Personal information
- Born: New Zealand

Playing information
- Position: Scrum-half
Club
| Years | Team | Pld | T | G | FG | P |
|  | Richmond |  |  |  |  |  |
|  | Point Chevalier |  |  |  |  |  |
| 1981–82 | Workington Town |  | 1 | 0 | 0 | 3 |
| 1983–84 | Leigh | 23 | 3 | 0 | 0 | 12 |
|  | Total | 23 | 4 | 0 | 0 | 15 |
Representative
| Years | Team | Pld | T | G | FG | P |
|  | Auckland |  |  |  |  |  |
| 1978–84 | New Zealand | 11 | 1 | 0 | 0 | 3 |
| 1984 | Oceania | 1 | 0 | 0 | 0 | 0 |
- Source:

= Shane Varley =

NZ international rugby league footballer

Shane Varley is a New Zealand rugby league player who represented New Zealand.

==Playing career==
Varley played for Richmond and the Point Chevalier Pirates in the Auckland Rugby League competition and represented Auckland.

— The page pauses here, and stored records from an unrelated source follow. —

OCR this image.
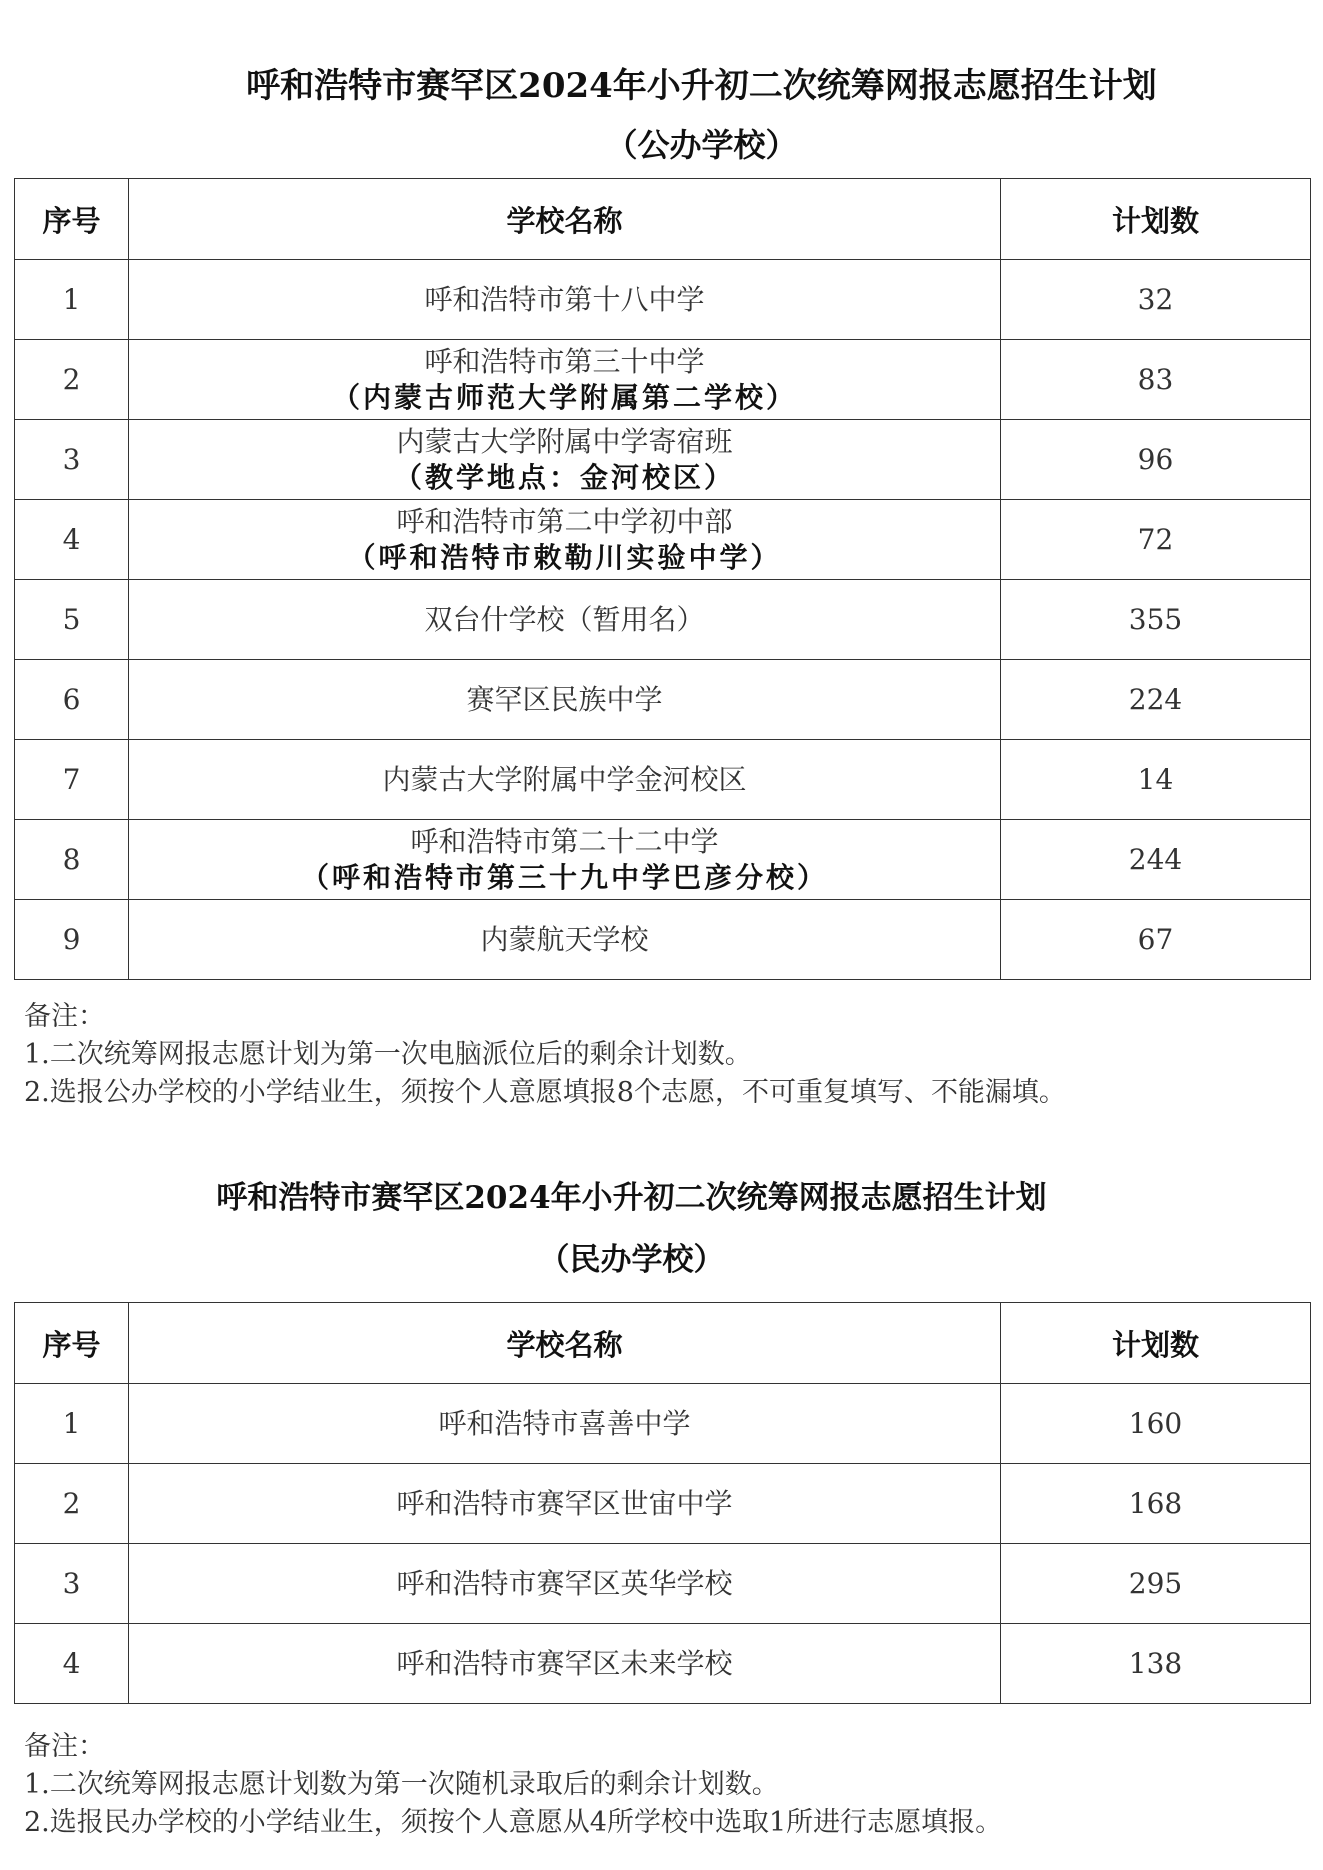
呼和浩特市赛罕区2024年小升初二次统筹网报志愿招生计划
（公办学校）
序号	学校名称	计划数
1	呼和浩特市第十八中学	32
2	呼和浩特市第三十中学
（内蒙古师范大学附属第二学校）	83
3	内蒙古大学附属中学寄宿班
（教学地点：金河校区）	96
4	呼和浩特市第二中学初中部
（呼和浩特市敕勒川实验中学）	72
5	双台什学校（暂用名）	355
6	赛罕区民族中学	224
7	内蒙古大学附属中学金河校区	14
8	呼和浩特市第二十二中学
（呼和浩特市第三十九中学巴彦分校）	244
9	内蒙航天学校	67
备注：
1.二次统筹网报志愿计划为第一次电脑派位后的剩余计划数。
2.选报公办学校的小学结业生，须按个人意愿填报8个志愿，不可重复填写、不能漏填。
呼和浩特市赛罕区2024年小升初二次统筹网报志愿招生计划
（民办学校）
序号	学校名称	计划数
1	呼和浩特市喜善中学	160
2	呼和浩特市赛罕区世宙中学	168
3	呼和浩特市赛罕区英华学校	295
4	呼和浩特市赛罕区未来学校	138
备注：
1.二次统筹网报志愿计划数为第一次随机录取后的剩余计划数。
2.选报民办学校的小学结业生，须按个人意愿从4所学校中选取1所进行志愿填报。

He was first selected to play for New Zealand in 1978, touring Australia and Papua New Guinea. He went on to play in 11 test matches for New Zealand and was part of the 1980 tour of Great Britain and France. In 1981 he captained Auckland to a 20-10 victory over France.

He played in England for two off-seasons, playing for Workington Town in 1981-82 and Leigh in 1983-84.

Varley's last test match for New Zealand was in 1984. Also that year he represented Oceania in a match against Europe, held to celebrate French Rugby League's 50th anniversary.